Lv.99⑥

「お前ら、いつまでおしゃべりしているつもりだ!? まだワールドボスを討伐したわけじゃないんだぞ!」

 楓に怒られてしまった。

 俺は気を引き締め直して、黒い霧の様子を観察した。

「……?」

 待てども待てども、黒い霧は一向に消え去る気配がなかった。いや、寧ろどんどんとその体積を増しているではないか。

「おいおい、もしかしてあいつ、この部屋を瘴気で覆い尽くすつもりか!?」

「はあ!? 冗談じゃないぞ!」

「それは困りましたね。止めようにも、居場所が掴めませんので」

「居場所……、穂波、スウィフトがどこに居るか見えるか?」

「うん、ずっと見えてるよ!」

「ほう、それは心強いですね。それでは、貴殿はワールドボス目掛けて矢を放ってください。そして、その矢の軌道に沿って、凉城が瘴気を切り開いてください」

「瘴気を切り開くっていっても、具体的にどうすれば?」

 まさか先に突っ込んで、全部吸い込めと言い出すのではあるまいか。

「その短剣は、風を纏っているように見受けられるのですが」

「……そうか!」

 普段まったく使わないのですっかり忘れていたが、この短剣にはウェポンスキル『風刃』なるものがあった。

「スウィフトの姿が見えたら、今度こそ確実に仕留めます」

「もし仕損じたとしても、あたいが尻拭いしてやるから気楽に構えていいぞ」

「ふん。私を誰だと思っているのですか」

「大した自信だな」

 とりあえず話はまとまったようなので、作戦実行だ。

 矢を引き絞った穂波の前で、俺は体勢を低くして集中した。

「それじゃあ、行くよ!」

「おう!」

 穂波が矢を放ち、俺はその軌道に合わせて風刃を放った。

 一番の懸念点は魔力も帯びていないただの風で黒い霧を払えるかどうかだったが、風は黒い霧を押し退けて穴を穿った。

「お見事です」

 有希は尾羽のように白銀の剣を低く構えたまま、隼の如く風に乗って加速していき、最期の瞬間まで憎悪に満ちた目をしていたスウィフトの首を撥ね飛ばした。


 スウィフトが黒いポリゴンの粒子となって消滅してから数分後、栞の瞼がゆっくりと開いた。

「栞、無事か?」

「平気。動けなかったけど、意識はあった」

「もう、本当に心配したんだから!」

 穂波は目を腫らして栞に抱きついた。

「よかったです~」

 その桃色の癖毛に葉っぱやら小枝やらが巻き込まれていたが、天音は特に大きな怪我もなそうで、目尻に涙を浮かべていた。

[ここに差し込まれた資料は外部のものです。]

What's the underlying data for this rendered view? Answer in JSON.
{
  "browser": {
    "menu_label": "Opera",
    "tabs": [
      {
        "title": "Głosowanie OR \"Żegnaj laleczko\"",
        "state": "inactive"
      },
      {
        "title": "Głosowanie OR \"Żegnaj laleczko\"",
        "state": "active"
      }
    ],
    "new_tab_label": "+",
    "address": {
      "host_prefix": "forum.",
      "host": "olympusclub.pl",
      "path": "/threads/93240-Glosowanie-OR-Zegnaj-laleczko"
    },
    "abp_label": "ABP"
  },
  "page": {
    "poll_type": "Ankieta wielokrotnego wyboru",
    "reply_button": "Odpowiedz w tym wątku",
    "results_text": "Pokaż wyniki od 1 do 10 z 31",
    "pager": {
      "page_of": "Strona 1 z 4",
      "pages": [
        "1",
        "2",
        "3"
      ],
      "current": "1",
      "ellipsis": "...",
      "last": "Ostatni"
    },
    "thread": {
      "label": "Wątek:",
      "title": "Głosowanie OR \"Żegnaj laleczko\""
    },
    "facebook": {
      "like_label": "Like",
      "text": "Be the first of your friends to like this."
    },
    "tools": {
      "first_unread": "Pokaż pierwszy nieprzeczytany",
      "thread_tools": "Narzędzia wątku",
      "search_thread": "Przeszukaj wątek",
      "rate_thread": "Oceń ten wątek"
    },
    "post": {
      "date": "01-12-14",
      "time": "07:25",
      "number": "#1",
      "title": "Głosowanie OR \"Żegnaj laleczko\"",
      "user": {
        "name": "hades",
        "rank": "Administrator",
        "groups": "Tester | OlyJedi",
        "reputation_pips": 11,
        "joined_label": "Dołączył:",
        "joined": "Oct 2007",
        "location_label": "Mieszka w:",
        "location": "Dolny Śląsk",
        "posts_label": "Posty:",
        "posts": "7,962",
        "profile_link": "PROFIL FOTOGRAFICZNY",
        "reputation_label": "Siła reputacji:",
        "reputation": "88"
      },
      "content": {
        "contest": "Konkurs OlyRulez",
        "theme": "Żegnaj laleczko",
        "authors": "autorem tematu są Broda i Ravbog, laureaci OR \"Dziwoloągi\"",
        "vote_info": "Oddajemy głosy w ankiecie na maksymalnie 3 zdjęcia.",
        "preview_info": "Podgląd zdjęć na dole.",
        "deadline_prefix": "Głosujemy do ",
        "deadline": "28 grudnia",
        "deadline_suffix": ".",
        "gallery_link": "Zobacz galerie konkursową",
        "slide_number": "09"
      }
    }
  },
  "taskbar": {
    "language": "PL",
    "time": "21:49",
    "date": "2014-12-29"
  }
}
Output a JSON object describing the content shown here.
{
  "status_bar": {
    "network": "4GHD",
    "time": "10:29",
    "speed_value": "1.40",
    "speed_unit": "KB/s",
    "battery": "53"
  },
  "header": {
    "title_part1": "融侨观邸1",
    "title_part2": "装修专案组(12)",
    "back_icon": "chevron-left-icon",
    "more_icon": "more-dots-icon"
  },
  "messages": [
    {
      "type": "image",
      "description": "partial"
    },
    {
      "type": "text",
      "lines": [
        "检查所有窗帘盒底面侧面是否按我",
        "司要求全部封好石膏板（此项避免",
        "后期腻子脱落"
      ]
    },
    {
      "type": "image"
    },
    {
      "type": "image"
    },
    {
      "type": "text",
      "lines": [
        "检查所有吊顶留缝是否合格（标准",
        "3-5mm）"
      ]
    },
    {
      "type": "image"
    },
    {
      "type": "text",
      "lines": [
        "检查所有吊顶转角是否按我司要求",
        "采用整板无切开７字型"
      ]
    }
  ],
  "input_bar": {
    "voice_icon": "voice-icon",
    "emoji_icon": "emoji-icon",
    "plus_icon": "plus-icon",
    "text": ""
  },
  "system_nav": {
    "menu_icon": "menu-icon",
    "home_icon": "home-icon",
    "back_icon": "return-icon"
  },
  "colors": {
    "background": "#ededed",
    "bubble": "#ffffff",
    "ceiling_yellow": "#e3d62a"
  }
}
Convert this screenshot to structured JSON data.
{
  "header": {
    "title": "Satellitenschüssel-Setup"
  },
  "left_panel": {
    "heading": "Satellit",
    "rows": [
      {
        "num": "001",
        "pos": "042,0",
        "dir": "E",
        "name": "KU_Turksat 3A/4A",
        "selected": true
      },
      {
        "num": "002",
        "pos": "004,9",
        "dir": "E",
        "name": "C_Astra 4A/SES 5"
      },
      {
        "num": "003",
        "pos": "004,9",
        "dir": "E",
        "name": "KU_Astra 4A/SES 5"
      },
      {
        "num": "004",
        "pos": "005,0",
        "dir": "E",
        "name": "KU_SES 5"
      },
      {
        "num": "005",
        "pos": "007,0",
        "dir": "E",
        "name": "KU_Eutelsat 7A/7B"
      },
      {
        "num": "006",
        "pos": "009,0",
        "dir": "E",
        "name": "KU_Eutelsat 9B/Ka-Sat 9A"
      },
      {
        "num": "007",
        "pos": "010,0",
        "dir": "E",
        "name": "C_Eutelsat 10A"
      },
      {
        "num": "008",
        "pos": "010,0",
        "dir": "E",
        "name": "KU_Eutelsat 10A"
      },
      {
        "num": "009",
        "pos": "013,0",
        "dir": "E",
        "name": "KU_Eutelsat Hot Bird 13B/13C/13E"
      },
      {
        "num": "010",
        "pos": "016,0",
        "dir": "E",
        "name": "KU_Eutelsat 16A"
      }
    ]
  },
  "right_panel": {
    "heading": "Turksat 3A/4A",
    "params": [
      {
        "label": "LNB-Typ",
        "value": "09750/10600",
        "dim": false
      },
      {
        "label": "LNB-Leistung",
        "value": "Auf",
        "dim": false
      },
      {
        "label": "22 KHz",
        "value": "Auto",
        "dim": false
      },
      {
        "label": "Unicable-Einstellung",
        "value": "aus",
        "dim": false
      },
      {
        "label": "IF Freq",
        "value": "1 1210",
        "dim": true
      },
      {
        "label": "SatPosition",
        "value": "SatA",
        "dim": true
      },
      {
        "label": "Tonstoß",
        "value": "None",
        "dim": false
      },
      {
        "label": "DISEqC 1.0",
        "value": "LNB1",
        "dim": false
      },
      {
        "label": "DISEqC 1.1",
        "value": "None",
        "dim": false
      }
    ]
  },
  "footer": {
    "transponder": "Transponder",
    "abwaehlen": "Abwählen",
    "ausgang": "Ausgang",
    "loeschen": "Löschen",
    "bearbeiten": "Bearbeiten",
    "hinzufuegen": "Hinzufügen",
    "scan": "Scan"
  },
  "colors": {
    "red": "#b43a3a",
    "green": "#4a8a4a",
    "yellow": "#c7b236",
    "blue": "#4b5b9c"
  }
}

 スウィフトを討伐したことにより、鏡の呪縛、十六の魂の制限が解除されているようだった。

 それにしても、ほとんどのプレイヤーが戦闘不能状態に追い込まれながらも、命を落とした者が一人というのは奇跡に近かった。

 現実世界であれば奇跡という言葉で片付けられるのだが、ここは仮想世界だ。プレイヤーが死ぬかどうかの判断はシステムに委ねられていた。

「とにかく礼をいうぞ、孤高の戦姫。あんたが居なかったら、流石にやばかった」

 楓は討伐班を代表して謝辞を伝えた。

「礼には及びません。池で溺れている子供が居れば、手を差し伸べるのは当たり前のことですから」

「ああん、あたいが子供に見るってえのか!? いいぜ、あたいと勝負してみな!」

「楓さん押さえて押さえて、命の恩人ですよ」

 今にも暴れ出しそうだった楓は、他のメンバーによって押さえ付けられた。

 そんな楓のことなど意にも介さず、有希は真っ直ぐ穂波の方へと歩み寄った。

「麦野を素晴らしい目の持ち主と見込んでのお願いがあるのですが、この部屋のどこかに隠し扉はありませんか?」

「隠し扉ですか?」

 穂波はスローアイを発動させた。

 すると、先程までは確かに何の変哲もない壁の一部が、隠し扉と表示されていた。

「あっ、ありました!」

 有希は穂波の視線から大凡の位置を把握し、白銀の剣でコツコツと壁を突いていき、音の響きが違う場所を見付けた。

 スウィフト戦でも見せたその高速の剣技で隠し扉をぶつ切りにして破壊すると、出現した通路の奥へと進んでいった。